An Intelligent ALGORITHM FOR BALANCING THE MODE OF AN AC MOTOR IN CONDITIONS OF POWER SUPPLY FROM A RURAL GRID

Abstract

The article explores methods for optimizing AC motor power supply conditions during source asymmetry through computer modeling. The study utilizes a comprehensive MATLAB SimPowerSystem model featuring a 20HP asynchronous motor (460V, 60Hz) to address power quality issues prevalent in rural electrical networks. The optimization approach employs the Nelder-Mead method to achieve complete reactive power compensation and current symmetrization. The model incorporates virtual measurement devices for monitoring three-phase power parameters, with the optimization criterion based on a spherical norm of reactive power values from each phase.

The research demonstrates that strategically sized compensating capacitors, connected in parallel with motor terminals, can effectively balance system currents while compensating for both motor reactivity and network asymmetry. The results show marked improvements in power quality metrics, with symmetrical line currents and reduced amplitudes.

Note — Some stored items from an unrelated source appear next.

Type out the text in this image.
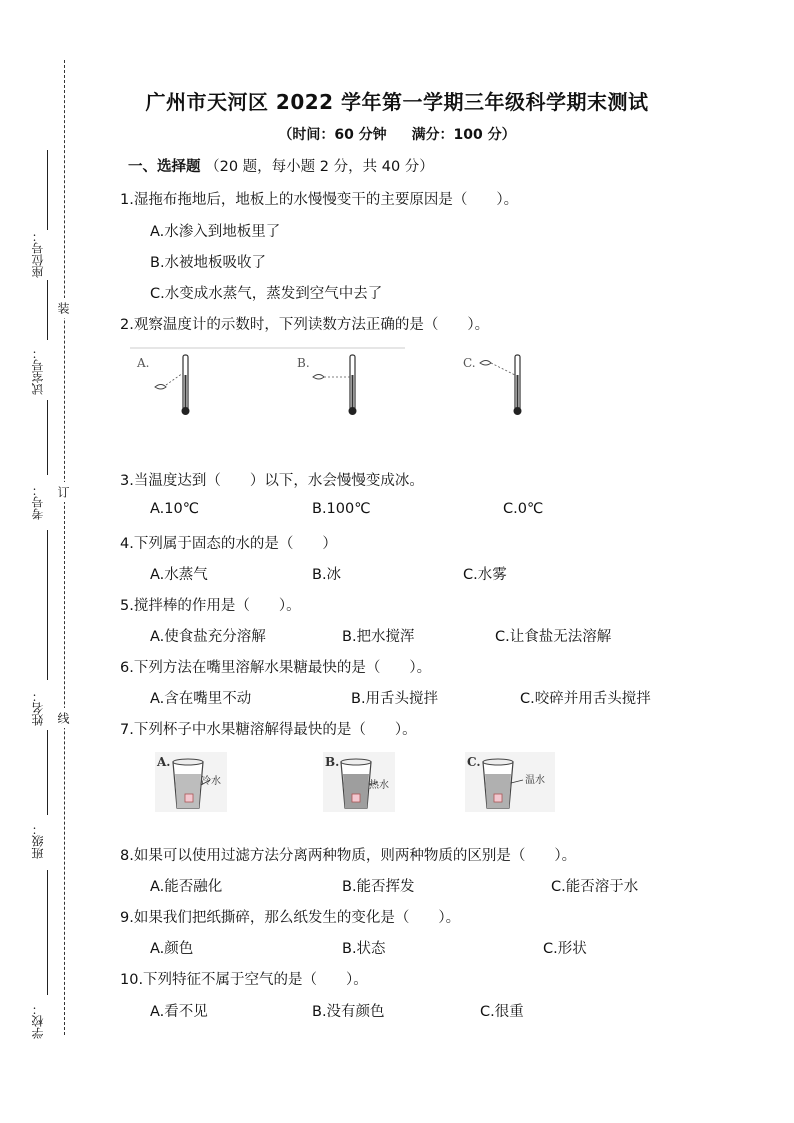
座位号：
试室号：
考号：
姓名：
班级：
学校：
装
订
线
广州市天河区 2022 学年第一学期三年级科学期末测试
（时间：60 分钟 满分：100 分）
一、选择题 （20 题，每小题 2 分，共 40 分）
1.湿拖布拖地后，地板上的水慢慢变干的主要原因是（　　）。
A.水渗入到地板里了
B.水被地板吸收了
C.水变成水蒸气，蒸发到空气中去了
2.观察温度计的示数时，下列读数方法正确的是（　　）。
A.	B.	C.
3.当温度达到（　　）以下，水会慢慢变成冰。
A.10℃	B.100℃	C.0℃
4.下列属于固态的水的是（　　）
A.水蒸气	B.冰	C.水雾
5.搅拌棒的作用是（　　）。
A.使食盐充分溶解	B.把水搅浑	C.让食盐无法溶解
6.下列方法在嘴里溶解水果糖最快的是（　　）。
A.含在嘴里不动	B.用舌头搅拌	C.咬碎并用舌头搅拌
7.下列杯子中水果糖溶解得最快的是（　　）。
A.
冷水
B.
热水
C.
温水
8.如果可以使用过滤方法分离两种物质，则两种物质的区别是（　　）。
A.能否融化	B.能否挥发	C.能否溶于水
9.如果我们把纸撕碎，那么纸发生的变化是（　　）。
A.颜色	B.状态	C.形状
10.下列特征不属于空气的是（　　）。
A.看不见	B.没有颜色	C.很重
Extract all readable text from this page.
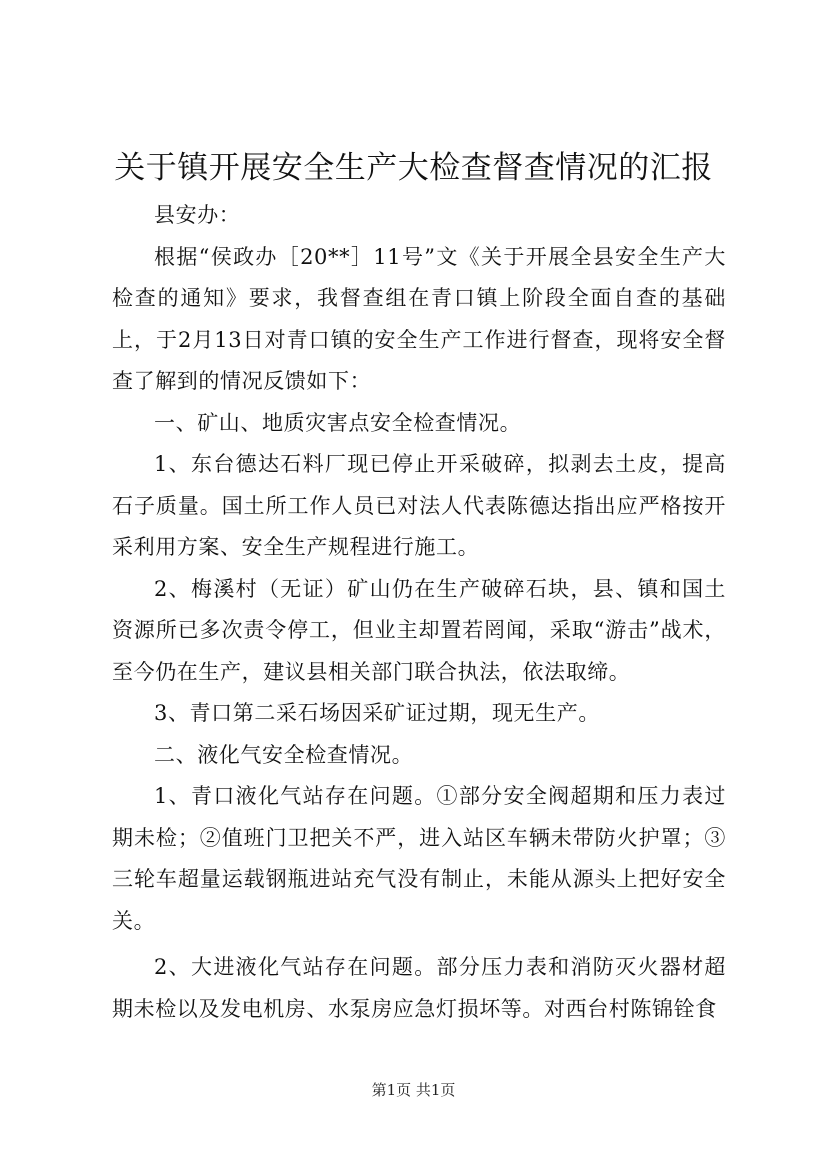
关于镇开展安全生产大检查督查情况的汇报

县安办：

根据“侯政办［20**］11号”文《关于开展全县安全生产大检查的通知》要求，我督查组在青口镇上阶段全面自查的基础上，于2月13日对青口镇的安全生产工作进行督查，现将安全督查了解到的情况反馈如下：

一、矿山、地质灾害点安全检查情况。

1、东台德达石料厂现已停止开采破碎，拟剥去土皮，提高石子质量。国土所工作人员已对法人代表陈德达指出应严格按开采利用方案、安全生产规程进行施工。

2、梅溪村（无证）矿山仍在生产破碎石块，县、镇和国土资源所已多次责令停工，但业主却置若罔闻，采取“游击”战术，至今仍在生产，建议县相关部门联合执法，依法取缔。

3、青口第二采石场因采矿证过期，现无生产。

二、液化气安全检查情况。

1、青口液化气站存在问题。①部分安全阀超期和压力表过期未检；②值班门卫把关不严，进入站区车辆未带防火护罩；③三轮车超量运载钢瓶进站充气没有制止，未能从源头上把好安全关。

2、大进液化气站存在问题。部分压力表和消防灭火器材超期未检以及发电机房、水泵房应急灯损坏等。对西台村陈锦铨食

第1页 共1页
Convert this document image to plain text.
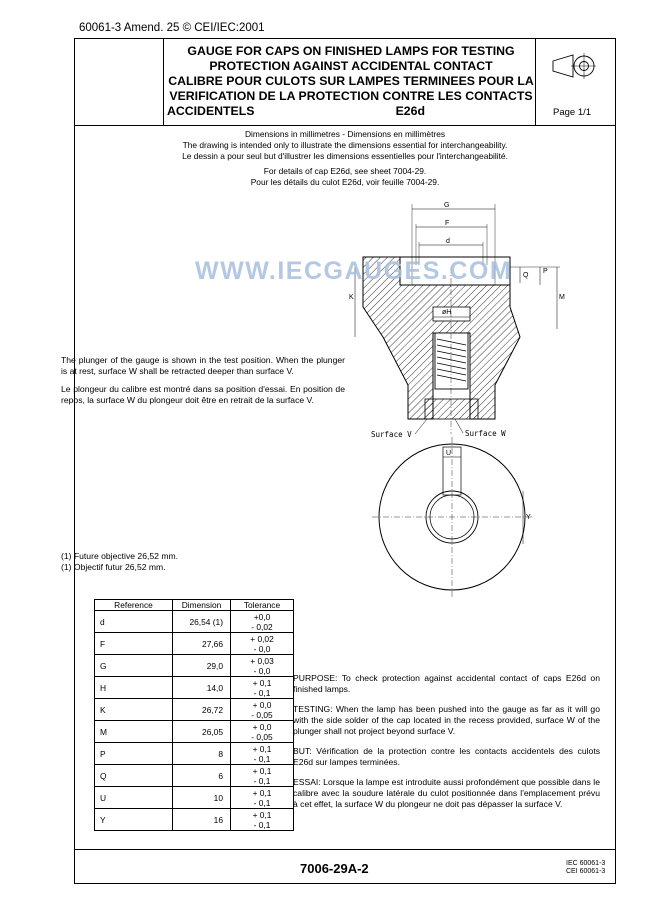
60061-3 Amend. 25 © CEI/IEC:2001
GAUGE FOR CAPS ON FINISHED LAMPS FOR TESTING
PROTECTION AGAINST ACCIDENTAL CONTACT
CALIBRE POUR CULOTS SUR LAMPES TERMINEES POUR LA
VERIFICATION DE LA PROTECTION CONTRE LES CONTACTS
ACCIDENTELS	E26d	Page 1/1
Dimensions in millimetres - Dimensions en millimètres
The drawing is intended only to illustrate the dimensions essential for interchangeability.
Le dessin a pour seul but d'illustrer les dimensions essentielles pour l'interchangeabilité.
For details of cap E26d, see sheet 7004-29.
Pour les détails du culot E26d, voir feuille 7004-29.
G
F
d
Q
P
K	M
øH
Surface V	Surface W
U
Y
WWW.IECGAUGES.COM

The plunger of the gauge is shown in the test position. When the plunger is at rest, surface W shall be retracted deeper than surface V.

Le plongeur du calibre est montré dans sa position d'essai. En position de repos, la surface W du plongeur doit être en retrait de la surface V.

(1) Future objective 26,52 mm.
(1) Objectif futur 26,52 mm.
Reference	Dimension	Tolerance
d	26,54 (1)	+0,0
- 0,02

F	27,66	+ 0,02
- 0,0

G	29,0	+ 0,03
- 0,0

H	14,0	+ 0,1
- 0,1

K	26,72	+ 0,0
- 0,05

M	26,05	+ 0,0
- 0,05

P	8	+ 0,1
- 0,1

Q	6	+ 0,1
- 0,1

U	10	+ 0,1
- 0,1

Y	16	+ 0,1
- 0,1

PURPOSE: To check protection against accidental contact of caps E26d on finished lamps.

TESTING: When the lamp has been pushed into the gauge as far as it will go with the side solder of the cap located in the recess provided, surface W of the plunger shall not project beyond surface V.

BUT: Vérification de la protection contre les contacts accidentels des culots E26d sur lampes terminées.

ESSAI: Lorsque la lampe est introduite aussi profondément que possible dans le calibre avec la soudure latérale du culot positionnée dans l'emplacement prévu à cet effet, la surface W du plongeur ne doit pas dépasser la surface V.

7006-29A-2	IEC 60061-3
CEI 60061-3
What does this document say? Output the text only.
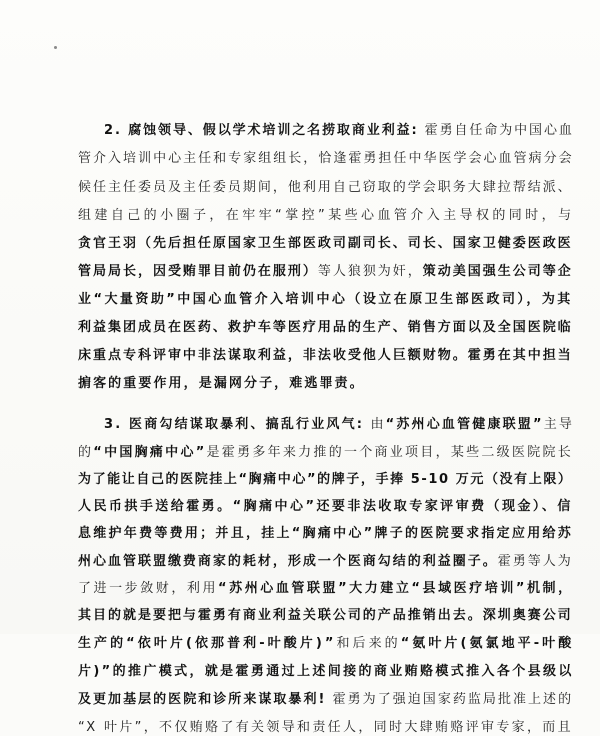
2. 腐蚀领导、假以学术培训之名捞取商业利益: 霍勇自任命为中国心血
管介入培训中心主任和专家组组长，恰逢霍勇担任中华医学会心血管病分会
候任主任委员及主任委员期间，他利用自己窃取的学会职务大肆拉帮结派、
组建自己的小圈子，在牢牢“掌控”某些心血管介入主导权的同时，与
贪官王羽（先后担任原国家卫生部医政司副司长、司长、国家卫健委医政医
管局局长，因受贿罪目前仍在服刑）等人狼狈为奸，策动美国强生公司等企
业“大量资助”中国心血管介入培训中心（设立在原卫生部医政司），为其
利益集团成员在医药、救护车等医疗用品的生产、销售方面以及全国医院临
床重点专科评审中非法谋取利益，非法收受他人巨额财物。霍勇在其中担当
掮客的重要作用，是漏网分子，难逃罪责。
3. 医商勾结谋取暴利、搞乱行业风气: 由“苏州心血管健康联盟”主导
的“中国胸痛中心”是霍勇多年来力推的一个商业项目，某些二级医院院长
为了能让自己的医院挂上“胸痛中心”的牌子，手捧 5-10 万元（没有上限）
人民币拱手送给霍勇。“胸痛中心”还要非法收取专家评审费（现金）、信
息维护年费等费用；并且，挂上“胸痛中心”牌子的医院要求指定应用给苏
州心血管联盟缴费商家的耗材，形成一个医商勾结的利益圈子。霍勇等人为
了进一步敛财，利用“苏州心血管联盟”大力建立“县域医疗培训”机制，
其目的就是要把与霍勇有商业利益关联公司的产品推销出去。深圳奥赛公司
生产的“依叶片(依那普利-叶酸片)”和后来的“氨叶片(氨氯地平-叶酸
片)”的推广模式，就是霍勇通过上述间接的商业贿赂模式推入各个县级以
及更加基层的医院和诊所来谋取暴利! 霍勇为了强迫国家药监局批准上述的
“X 叶片”，不仅贿赂了有关领导和责任人，同时大肆贿赂评审专家，而且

Implementation considerations focus on rural power network applications. While the method successfully symmetrizes line currents, supply voltage asymmetry remains present. The study explores integration possibilities with smart grid technologies, suggesting automated control system applications for rural networks. Simulation results validate the methodology's effectiveness, demonstrating balanced current distribution across phases while maintaining stable motor operation under specified loads. This approach proves particularly valuable for agricultural applications with consistent load patterns. The research emphasizes the cost-effectiveness of capacitor-based solutions compared to complex power electronic alternatives, making it suitable for budget-conscious agricultural implementations. The study's significance lies in its practical approach to power quality improvement in agricultural settings, offering a solution that balances technical effectiveness with economic feasibility. The results provide valuable insights for power system engineers working on rural network optimization and agricultural automation systems.